A lista de sentimentos compilada, revisada pelo Instituto CNV Brasil, de distintos autores da CNV, incluindo Marshall Rosenberg, você encontra clicando aqui. É possível que você conheça um sentimento que não está nesta lista. Fique à vontade para acrescentar. A reflexão serve para que tenha clareza se esse é mesmo um sentimento ou pseudo-sentimento: “Precisaria de outra pessoa ou coisa para que eu me sentisse assim?”
3. Necessidades
Depois de observar e analizar os sentimentos envolvidos, você identifica quais necessidades não estão sendo atendidas para gerar esse distúrbio. As necessidades universais são: paz, respeito, alimentação, afeto, liberdade, honestidade, conforto, confiança, e por aí vai. Ao descobrir quais necessidades, podemos ir para o próximo passo.
A lista de necessidades compilada, revisada pelo Instituto CNV Brasil, de distintos autores da CNV, incluindo Marshall Rosenberg, você encontra clicando aqui. Pode ser que você reconheça uma necessidade que não está nesta lista. Vale sempre buscar, ir à fundo e ir se perguntando: “Ao conseguir isso, o que estarei ganhando?” Desta forma você vai encontrar a necessidade central do momento.
4. Pedido
Agora a cereja do bolo. Depois de observar sem julgar, experienciar seus sentimentos e analisar quais necessidades estão ou não sendo atendidas, é interessante fazer um pedido relacionado. Ele deve ser bastante claro, sem a necessidade de citar o que lhe desagrada.
Exemplo, ao invés de dizer: “Seu sem noção, você só sabe me irritar, abaixa essa música terrível!”; Poderia dizer: “Observei que o som está alto para o horário. Isso me aborrece profundamente pois minha necessidade de harmonia não está sendo respeitada.

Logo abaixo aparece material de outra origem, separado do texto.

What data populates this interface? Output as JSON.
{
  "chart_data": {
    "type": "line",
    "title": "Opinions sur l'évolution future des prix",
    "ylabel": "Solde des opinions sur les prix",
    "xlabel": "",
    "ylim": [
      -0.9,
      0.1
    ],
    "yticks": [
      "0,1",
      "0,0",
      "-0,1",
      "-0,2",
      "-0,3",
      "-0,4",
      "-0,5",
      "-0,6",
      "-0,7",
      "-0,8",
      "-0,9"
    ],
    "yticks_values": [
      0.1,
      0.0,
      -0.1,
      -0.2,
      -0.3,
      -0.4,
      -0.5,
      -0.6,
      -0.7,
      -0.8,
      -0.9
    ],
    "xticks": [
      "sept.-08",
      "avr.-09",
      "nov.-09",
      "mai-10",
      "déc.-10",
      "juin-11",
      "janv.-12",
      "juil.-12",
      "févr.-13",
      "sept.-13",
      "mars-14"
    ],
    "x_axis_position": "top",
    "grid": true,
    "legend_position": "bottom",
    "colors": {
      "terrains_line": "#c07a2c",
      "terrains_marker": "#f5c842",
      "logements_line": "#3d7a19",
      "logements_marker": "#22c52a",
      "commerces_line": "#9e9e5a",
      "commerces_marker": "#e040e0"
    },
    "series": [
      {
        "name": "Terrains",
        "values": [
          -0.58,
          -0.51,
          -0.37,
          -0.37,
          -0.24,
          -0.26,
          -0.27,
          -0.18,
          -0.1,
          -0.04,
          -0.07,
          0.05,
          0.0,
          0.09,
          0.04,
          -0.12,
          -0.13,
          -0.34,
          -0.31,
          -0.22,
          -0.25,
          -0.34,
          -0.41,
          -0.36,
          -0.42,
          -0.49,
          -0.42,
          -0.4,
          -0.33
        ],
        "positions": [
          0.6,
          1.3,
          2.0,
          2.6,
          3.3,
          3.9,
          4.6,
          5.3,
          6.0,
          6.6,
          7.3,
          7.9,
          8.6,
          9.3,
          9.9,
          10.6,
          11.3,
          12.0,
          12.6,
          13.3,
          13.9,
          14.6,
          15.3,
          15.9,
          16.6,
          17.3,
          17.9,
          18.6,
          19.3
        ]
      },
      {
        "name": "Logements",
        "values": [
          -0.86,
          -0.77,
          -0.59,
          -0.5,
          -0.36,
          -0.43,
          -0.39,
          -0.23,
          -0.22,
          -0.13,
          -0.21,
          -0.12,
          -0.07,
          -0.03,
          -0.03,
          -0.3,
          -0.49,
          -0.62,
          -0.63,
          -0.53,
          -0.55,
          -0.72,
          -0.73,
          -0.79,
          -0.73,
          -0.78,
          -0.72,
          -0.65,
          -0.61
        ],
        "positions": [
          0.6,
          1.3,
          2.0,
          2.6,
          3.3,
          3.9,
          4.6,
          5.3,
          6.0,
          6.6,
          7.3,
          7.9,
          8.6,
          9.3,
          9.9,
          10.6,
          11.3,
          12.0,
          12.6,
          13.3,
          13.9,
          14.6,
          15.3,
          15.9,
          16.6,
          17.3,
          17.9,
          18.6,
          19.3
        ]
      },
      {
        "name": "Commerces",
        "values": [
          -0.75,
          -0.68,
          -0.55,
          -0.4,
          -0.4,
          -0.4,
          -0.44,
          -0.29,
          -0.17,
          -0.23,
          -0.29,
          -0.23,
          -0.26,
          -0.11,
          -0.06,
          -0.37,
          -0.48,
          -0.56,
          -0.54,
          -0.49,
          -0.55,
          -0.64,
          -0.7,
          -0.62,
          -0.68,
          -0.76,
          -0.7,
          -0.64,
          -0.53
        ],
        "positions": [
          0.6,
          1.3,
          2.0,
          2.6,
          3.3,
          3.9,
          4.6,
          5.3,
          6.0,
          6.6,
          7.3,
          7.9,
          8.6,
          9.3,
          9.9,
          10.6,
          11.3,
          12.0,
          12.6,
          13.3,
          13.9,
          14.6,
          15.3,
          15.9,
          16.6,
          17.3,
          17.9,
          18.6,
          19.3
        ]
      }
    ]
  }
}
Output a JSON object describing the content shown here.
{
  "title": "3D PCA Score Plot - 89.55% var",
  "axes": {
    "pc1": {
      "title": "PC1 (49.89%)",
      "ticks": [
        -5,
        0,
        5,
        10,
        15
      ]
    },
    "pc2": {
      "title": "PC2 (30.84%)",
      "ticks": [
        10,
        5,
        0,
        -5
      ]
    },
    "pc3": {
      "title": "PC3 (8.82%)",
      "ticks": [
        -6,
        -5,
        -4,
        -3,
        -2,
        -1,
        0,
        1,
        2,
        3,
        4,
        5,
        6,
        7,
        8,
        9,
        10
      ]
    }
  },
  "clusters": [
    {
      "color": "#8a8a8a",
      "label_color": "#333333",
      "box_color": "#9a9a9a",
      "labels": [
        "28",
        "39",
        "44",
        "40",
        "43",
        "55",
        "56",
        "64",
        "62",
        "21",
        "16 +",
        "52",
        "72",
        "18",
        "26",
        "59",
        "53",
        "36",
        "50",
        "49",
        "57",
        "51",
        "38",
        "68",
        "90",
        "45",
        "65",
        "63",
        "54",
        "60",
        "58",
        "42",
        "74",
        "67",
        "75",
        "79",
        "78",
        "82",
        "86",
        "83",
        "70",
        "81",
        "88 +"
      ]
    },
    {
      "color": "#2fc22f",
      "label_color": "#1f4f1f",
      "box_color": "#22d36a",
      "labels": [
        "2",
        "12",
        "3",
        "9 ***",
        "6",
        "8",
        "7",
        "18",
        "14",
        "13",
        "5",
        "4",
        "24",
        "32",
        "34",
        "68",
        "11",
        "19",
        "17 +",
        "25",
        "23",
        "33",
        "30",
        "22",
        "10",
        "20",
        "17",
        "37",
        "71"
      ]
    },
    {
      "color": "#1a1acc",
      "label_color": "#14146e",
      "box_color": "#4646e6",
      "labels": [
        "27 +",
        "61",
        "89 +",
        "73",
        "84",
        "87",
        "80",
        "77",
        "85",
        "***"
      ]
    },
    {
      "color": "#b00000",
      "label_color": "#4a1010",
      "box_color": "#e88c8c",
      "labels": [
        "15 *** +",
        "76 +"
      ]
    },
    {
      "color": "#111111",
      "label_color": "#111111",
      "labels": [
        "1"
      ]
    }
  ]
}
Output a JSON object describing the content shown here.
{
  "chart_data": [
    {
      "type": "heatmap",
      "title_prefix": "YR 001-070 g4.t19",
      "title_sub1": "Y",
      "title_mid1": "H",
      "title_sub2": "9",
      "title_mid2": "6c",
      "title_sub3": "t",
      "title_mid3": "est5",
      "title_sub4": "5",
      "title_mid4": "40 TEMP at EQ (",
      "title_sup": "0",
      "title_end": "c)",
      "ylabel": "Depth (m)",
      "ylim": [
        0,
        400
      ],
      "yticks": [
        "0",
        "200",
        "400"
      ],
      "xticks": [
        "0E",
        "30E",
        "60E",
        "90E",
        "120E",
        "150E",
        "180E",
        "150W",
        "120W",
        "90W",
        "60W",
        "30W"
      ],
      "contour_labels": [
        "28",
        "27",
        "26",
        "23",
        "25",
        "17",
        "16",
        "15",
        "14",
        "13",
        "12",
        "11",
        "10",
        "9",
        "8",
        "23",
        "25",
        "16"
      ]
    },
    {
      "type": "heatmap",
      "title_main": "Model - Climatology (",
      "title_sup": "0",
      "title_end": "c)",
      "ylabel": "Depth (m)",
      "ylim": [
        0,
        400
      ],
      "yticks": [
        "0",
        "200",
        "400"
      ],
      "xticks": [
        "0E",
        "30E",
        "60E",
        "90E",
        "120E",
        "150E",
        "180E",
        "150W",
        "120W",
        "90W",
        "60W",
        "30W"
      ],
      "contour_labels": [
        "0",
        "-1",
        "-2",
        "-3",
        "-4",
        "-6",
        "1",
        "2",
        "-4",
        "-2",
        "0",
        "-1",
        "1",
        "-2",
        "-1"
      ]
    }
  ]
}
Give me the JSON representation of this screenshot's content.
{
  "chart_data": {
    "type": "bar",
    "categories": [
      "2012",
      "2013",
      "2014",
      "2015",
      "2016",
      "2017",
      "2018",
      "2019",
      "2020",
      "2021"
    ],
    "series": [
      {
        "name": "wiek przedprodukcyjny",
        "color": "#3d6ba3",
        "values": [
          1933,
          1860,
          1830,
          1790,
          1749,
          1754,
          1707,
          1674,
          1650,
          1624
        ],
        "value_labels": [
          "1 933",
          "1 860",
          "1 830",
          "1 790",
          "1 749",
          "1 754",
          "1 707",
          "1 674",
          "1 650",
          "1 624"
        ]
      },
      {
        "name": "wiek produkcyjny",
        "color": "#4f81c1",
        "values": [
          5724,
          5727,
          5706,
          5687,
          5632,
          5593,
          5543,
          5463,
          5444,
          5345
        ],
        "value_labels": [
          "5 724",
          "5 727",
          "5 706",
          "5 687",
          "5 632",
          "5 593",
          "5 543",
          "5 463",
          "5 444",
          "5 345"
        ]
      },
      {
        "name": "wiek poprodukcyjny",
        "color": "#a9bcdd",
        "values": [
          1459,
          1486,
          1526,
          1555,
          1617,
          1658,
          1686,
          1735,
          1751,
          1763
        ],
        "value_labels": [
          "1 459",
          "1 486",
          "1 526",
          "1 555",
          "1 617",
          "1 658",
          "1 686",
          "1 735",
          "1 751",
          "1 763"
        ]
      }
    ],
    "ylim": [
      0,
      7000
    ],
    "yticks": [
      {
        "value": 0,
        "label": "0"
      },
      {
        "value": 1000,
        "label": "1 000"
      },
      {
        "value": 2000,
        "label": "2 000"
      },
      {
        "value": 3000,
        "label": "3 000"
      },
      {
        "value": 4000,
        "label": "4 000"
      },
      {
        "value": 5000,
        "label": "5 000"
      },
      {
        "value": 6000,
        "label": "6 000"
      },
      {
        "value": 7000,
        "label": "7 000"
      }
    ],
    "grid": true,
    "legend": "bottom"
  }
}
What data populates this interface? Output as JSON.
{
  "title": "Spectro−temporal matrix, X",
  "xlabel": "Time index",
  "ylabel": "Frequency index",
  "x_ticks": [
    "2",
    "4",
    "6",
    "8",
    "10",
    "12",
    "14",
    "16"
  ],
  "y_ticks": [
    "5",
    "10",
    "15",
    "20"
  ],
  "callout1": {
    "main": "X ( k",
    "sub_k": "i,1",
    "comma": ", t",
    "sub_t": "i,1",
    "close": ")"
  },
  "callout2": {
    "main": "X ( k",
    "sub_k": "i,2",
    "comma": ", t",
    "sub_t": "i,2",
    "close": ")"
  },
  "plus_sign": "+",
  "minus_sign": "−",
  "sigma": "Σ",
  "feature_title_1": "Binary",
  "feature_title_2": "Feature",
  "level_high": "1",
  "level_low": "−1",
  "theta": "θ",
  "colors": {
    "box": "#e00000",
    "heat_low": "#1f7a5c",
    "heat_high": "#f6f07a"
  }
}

Você poderia abaixar o volume em 50%, por favor?”.
Evidentemente que o pedido poderia ser negado, nesse caso, se coloque de forma empática no lugar do outro e tente entender o motivo dessa pessoa ter contrariado o pedido. Como exemplo, poderia questionar: “Vejo que negou meu pedido. Você está irritado porque sua necessidade de liberdade não está sendo atendida?”. O pedido pode variar:“Você tem alguma ideia como podemos resolver essa questão para que ambas as necessidades sejam atendidas?” ou “Proponho usar fones de ouvido, o que você acha?”
Todo o processo de CNV deve ser trabalhado na empatia em relação as necessidades e sentimentos de todos. Todo mundo deve ser compreendido e atendido de maneira equilibrada.